The other story that went the rounds was popularised by G.H. Hardy the English mathematician.
He took a taxi cab to see Ramanujan, who was ill, at Cambridge and mentioned to the latter that the cab number was a dreary one viz: 1729.

Ramanujan, sick as he was, told Hardy "Not so! It is the sum of two different sets of cubes

i.e 10^3 + 9^3 and also

12^3 + 1^3. Thats number theory for you!

BTW: I have 'Men of mathematics' 2 vols by E.T. Bell. Its a worthy read.
Mally

[nfortino]

Quote:

Originally Posted by mfgoode

The other story that went the rounds was popularised by G.H. Hardy the English mathematician.
He took a taxi cab to see Ramanujan, who was ill, at Cambridge and mentioned to the latter that the cab number was a dreary one viz: 1729.

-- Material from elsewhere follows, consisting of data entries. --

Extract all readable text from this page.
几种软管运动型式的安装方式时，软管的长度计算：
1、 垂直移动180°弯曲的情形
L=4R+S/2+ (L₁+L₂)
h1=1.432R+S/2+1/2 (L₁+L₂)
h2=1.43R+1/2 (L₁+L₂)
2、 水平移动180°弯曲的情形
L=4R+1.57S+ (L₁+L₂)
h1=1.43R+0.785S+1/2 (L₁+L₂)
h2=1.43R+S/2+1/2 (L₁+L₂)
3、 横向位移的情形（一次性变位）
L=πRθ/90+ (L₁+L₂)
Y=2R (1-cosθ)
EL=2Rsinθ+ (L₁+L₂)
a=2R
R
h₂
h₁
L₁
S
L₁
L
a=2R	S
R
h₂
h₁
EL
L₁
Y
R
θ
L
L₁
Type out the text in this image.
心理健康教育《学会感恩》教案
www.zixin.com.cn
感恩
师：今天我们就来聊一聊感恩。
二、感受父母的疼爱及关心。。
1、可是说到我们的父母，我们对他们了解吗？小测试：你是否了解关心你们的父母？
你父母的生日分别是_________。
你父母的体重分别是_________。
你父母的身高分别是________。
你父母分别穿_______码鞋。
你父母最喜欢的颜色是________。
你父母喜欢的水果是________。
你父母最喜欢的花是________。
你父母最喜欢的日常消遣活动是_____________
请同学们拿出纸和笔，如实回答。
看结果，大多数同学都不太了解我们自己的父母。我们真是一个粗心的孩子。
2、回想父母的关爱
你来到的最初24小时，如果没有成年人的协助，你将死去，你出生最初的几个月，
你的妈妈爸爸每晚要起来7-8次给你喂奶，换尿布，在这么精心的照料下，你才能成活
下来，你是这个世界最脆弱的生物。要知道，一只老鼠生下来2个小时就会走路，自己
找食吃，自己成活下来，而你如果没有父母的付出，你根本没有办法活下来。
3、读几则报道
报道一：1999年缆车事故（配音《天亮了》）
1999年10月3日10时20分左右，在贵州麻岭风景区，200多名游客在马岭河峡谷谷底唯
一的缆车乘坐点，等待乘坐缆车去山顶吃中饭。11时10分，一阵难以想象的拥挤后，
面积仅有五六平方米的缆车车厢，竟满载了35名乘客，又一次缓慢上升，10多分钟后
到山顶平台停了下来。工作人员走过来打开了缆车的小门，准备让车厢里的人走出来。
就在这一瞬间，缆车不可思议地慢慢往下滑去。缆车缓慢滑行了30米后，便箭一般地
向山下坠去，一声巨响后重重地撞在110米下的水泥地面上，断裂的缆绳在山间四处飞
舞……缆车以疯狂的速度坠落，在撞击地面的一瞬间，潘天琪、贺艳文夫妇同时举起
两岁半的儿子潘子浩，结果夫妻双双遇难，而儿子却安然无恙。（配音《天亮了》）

Ramanujan, sick as he was, told Hardy "Not so! It is the sum of two different sets of cubes

i.e 10^3 + 9^3 and also

12^3 + 1^3. Thats number theory for you!

BTW: I have 'Men of mathematics' 2 vols by E.T. Bell. Its a worthy read.
Mally

In addition to being the smallest integer which can be written as the sum of a pair of cubes in two different ways, 1729 is also the third Carmichael number. Various tellings of the story have Ramanujan pointing this fact out as well, although I don't know if that actually happened.